Indian bureaucrat (born 1960)

B. P. Acharya (born 30 October 1960) is a senior officer of the 1983 batch Indian Administrative Service (IAS).

== Career ==
Acharya's first government position, in 1985, was as a sub-collector in Bhadrachalam. In 1993 he became Warangal collector. He was Special Chief Secretary, Planning in Telangana until December 2017. On his retirement in 2020, he was Director General for MCR HRD Institute of Telangana and also Special Chief Secretary in General Administration Department for Telangana State.

As Secretary, Industries and Commerce, he was involved in creating Genome Valley on the outskirts of Hyderabad and many such industrial clusters. After retirement, he was appointed as advisor to the Indian Council of Medical Research for their National Animal Resource Facility for Biomedical Research in Genome Valley.

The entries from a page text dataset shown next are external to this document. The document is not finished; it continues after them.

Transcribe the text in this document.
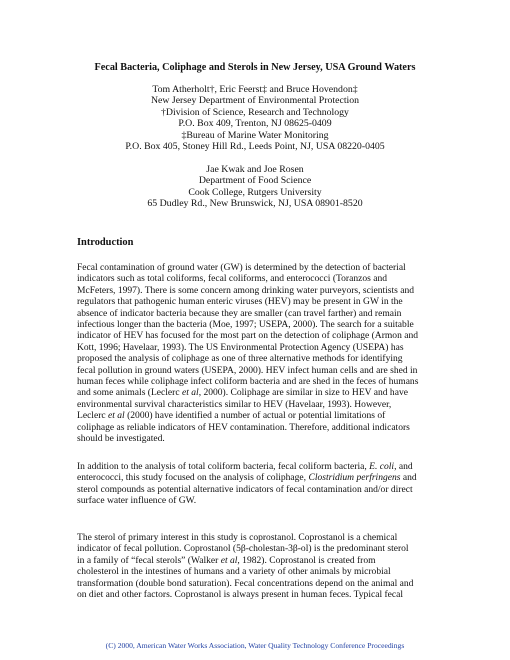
Fecal Bacteria, Coliphage and Sterols in New Jersey, USA Ground Waters
Tom Atherholt†, Eric Feerst‡ and Bruce Hovendon‡
New Jersey Department of Environmental Protection
†Division of Science, Research and Technology
P.O. Box 409, Trenton, NJ 08625-0409
‡Bureau of Marine Water Monitoring
P.O. Box 405, Stoney Hill Rd., Leeds Point, NJ, USA 08220-0405
Jae Kwak and Joe Rosen
Department of Food Science
Cook College, Rutgers University
65 Dudley Rd., New Brunswick, NJ, USA 08901-8520
Introduction
Fecal contamination of ground water (GW) is determined by the detection of bacterial
indicators such as total coliforms, fecal coliforms, and enterococci (Toranzos and
McFeters, 1997). There is some concern among drinking water purveyors, scientists and
regulators that pathogenic human enteric viruses (HEV) may be present in GW in the
absence of indicator bacteria because they are smaller (can travel farther) and remain
infectious longer than the bacteria (Moe, 1997; USEPA, 2000). The search for a suitable
indicator of HEV has focused for the most part on the detection of coliphage (Armon and
Kott, 1996; Havelaar, 1993). The US Environmental Protection Agency (USEPA) has
proposed the analysis of coliphage as one of three alternative methods for identifying
fecal pollution in ground waters (USEPA, 2000). HEV infect human cells and are shed in
human feces while coliphage infect coliform bacteria and are shed in the feces of humans
and some animals (Leclerc et al, 2000). Coliphage are similar in size to HEV and have
environmental survival characteristics similar to HEV (Havelaar, 1993). However,
Leclerc et al (2000) have identified a number of actual or potential limitations of
coliphage as reliable indicators of HEV contamination. Therefore, additional indicators
should be investigated.
In addition to the analysis of total coliform bacteria, fecal coliform bacteria, E. coli, and
enterococci, this study focused on the analysis of coliphage, Clostridium perfringens and
sterol compounds as potential alternative indicators of fecal contamination and/or direct
surface water influence of GW.
The sterol of primary interest in this study is coprostanol. Coprostanol is a chemical
indicator of fecal pollution. Coprostanol (5β-cholestan-3β-ol) is the predominant sterol
in a family of “fecal sterols” (Walker et al, 1982). Coprostanol is created from
cholesterol in the intestines of humans and a variety of other animals by microbial
transformation (double bond saturation). Fecal concentrations depend on the animal and
on diet and other factors. Coprostanol is always present in human feces. Typical fecal
(C) 2000, American Water Works Association, Water Quality Technology Conference Proceedings
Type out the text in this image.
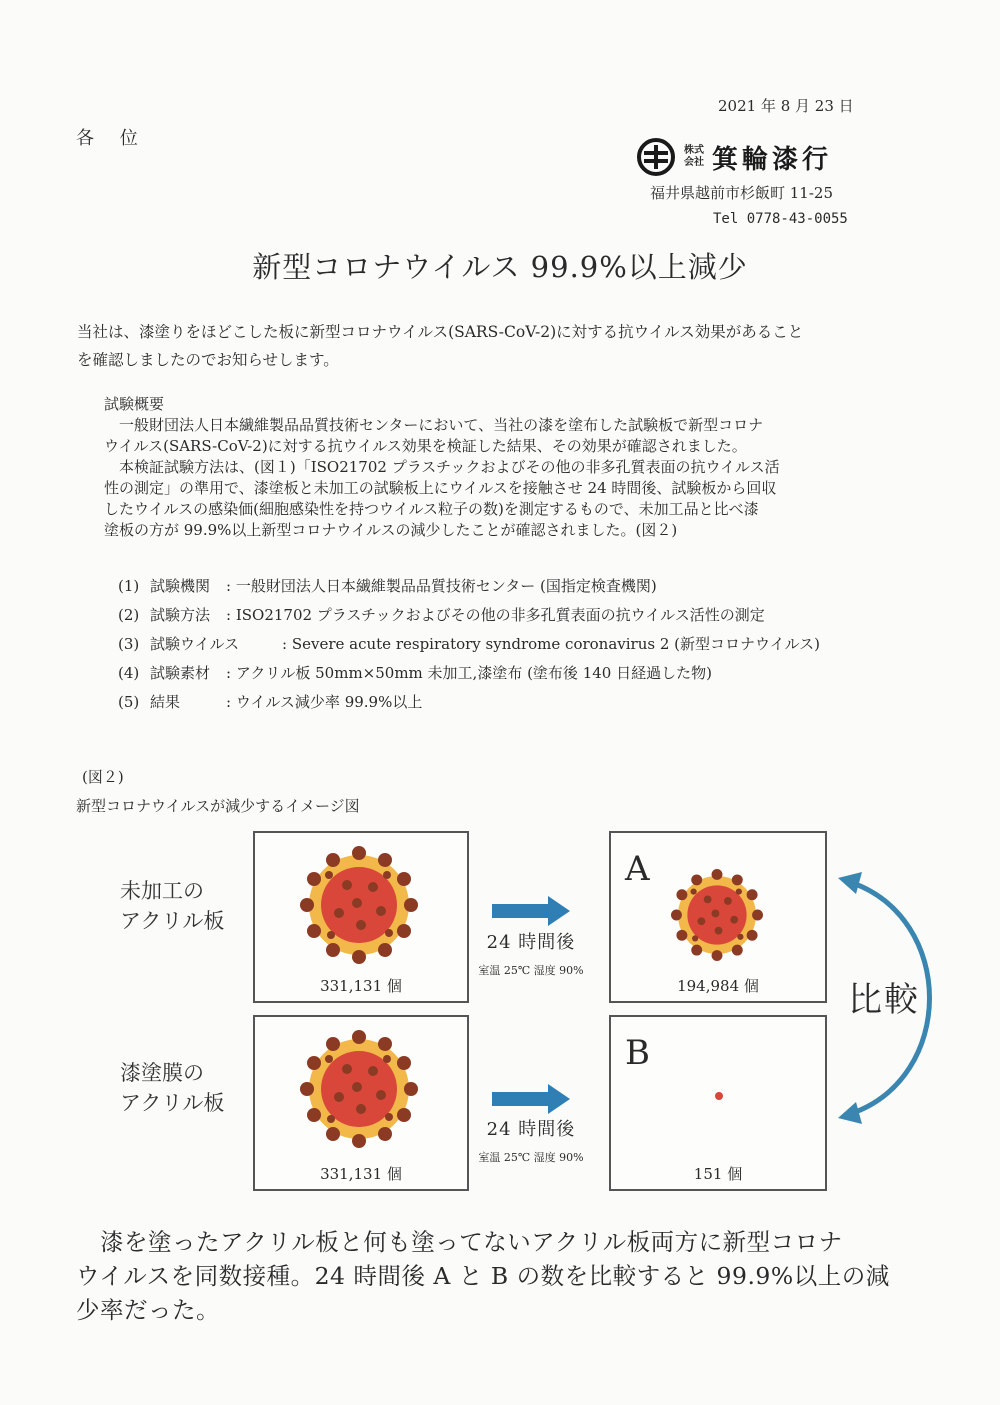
2021 年 8 月 23 日
各 位
株式会社 箕輪漆行
福井県越前市杉飯町 11-25
Tel 0778-43-0055
新型コロナウイルス 99.9%以上減少
当社は、漆塗りをほどこした板に新型コロナウイルス(SARS-CoV-2)に対する抗ウイルス効果があること
を確認しましたのでお知らせします。
試験概要
一般財団法人日本繊維製品品質技術センターにおいて、当社の漆を塗布した試験板で新型コロナ
ウイルス(SARS-CoV-2)に対する抗ウイルス効果を検証した結果、その効果が確認されました。
本検証試験方法は、(図１)「ISO21702 プラスチックおよびその他の非多孔質表面の抗ウイルス活
性の測定」の準用で、漆塗板と未加工の試験板上にウイルスを接触させ 24 時間後、試験板から回収
したウイルスの感染価(細胞感染性を持つウイルス粒子の数)を測定するもので、未加工品と比べ漆
塗板の方が 99.9%以上新型コロナウイルスの減少したことが確認されました。(図２)
(1) 試験機関	: 一般財団法人日本繊維製品品質技術センター (国指定検査機関)
(2) 試験方法	: ISO21702 プラスチックおよびその他の非多孔質表面の抗ウイルス活性の測定
(3) 試験ウイルス	: Severe acute respiratory syndrome coronavirus 2 (新型コロナウイルス)
(4) 試験素材	: アクリル板 50mm×50mm 未加工,漆塗布 (塗布後 140 日経過した物)
(5) 結果	: ウイルス減少率 99.9%以上
(図２)
新型コロナウイルスが減少するイメージ図
未加工の
アクリル板
331,131 個
24 時間後
室温 25℃ 湿度 90%
A
194,984 個
漆塗膜の
アクリル板
331,131 個
24 時間後
室温 25℃ 湿度 90%
B
151 個
比較
漆を塗ったアクリル板と何も塗ってないアクリル板両方に新型コロナ
ウイルスを同数接種。24 時間後 A と B の数を比較すると 99.9%以上の減
少率だった。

=== Corruption investigation ===
In January 2012, Acharya was arrested by the Central Bureau of Investigation (CBI) on charges of conspiracy, cheating, and corruption in connection with a joint development venture with Emaar Properties at Gachibowli during his tenure as vice chairman and managing director of the publicly owned Andhra Pradesh Industrial Infrastructure Corporation in 2005–10. He was released on bail in March 2012 and surrendered after his bail was revoked later the same month. The accused secured a stay in early 2016. The High Court subsequently quashed the charge against Acharya, and neither he nor another senior IAS officer accused by the CBI were among the 15 people charged in June 2019.

== Personal life ==
Acharya's wife, Ranjeev R. Acharya, is also a senior IAS officer.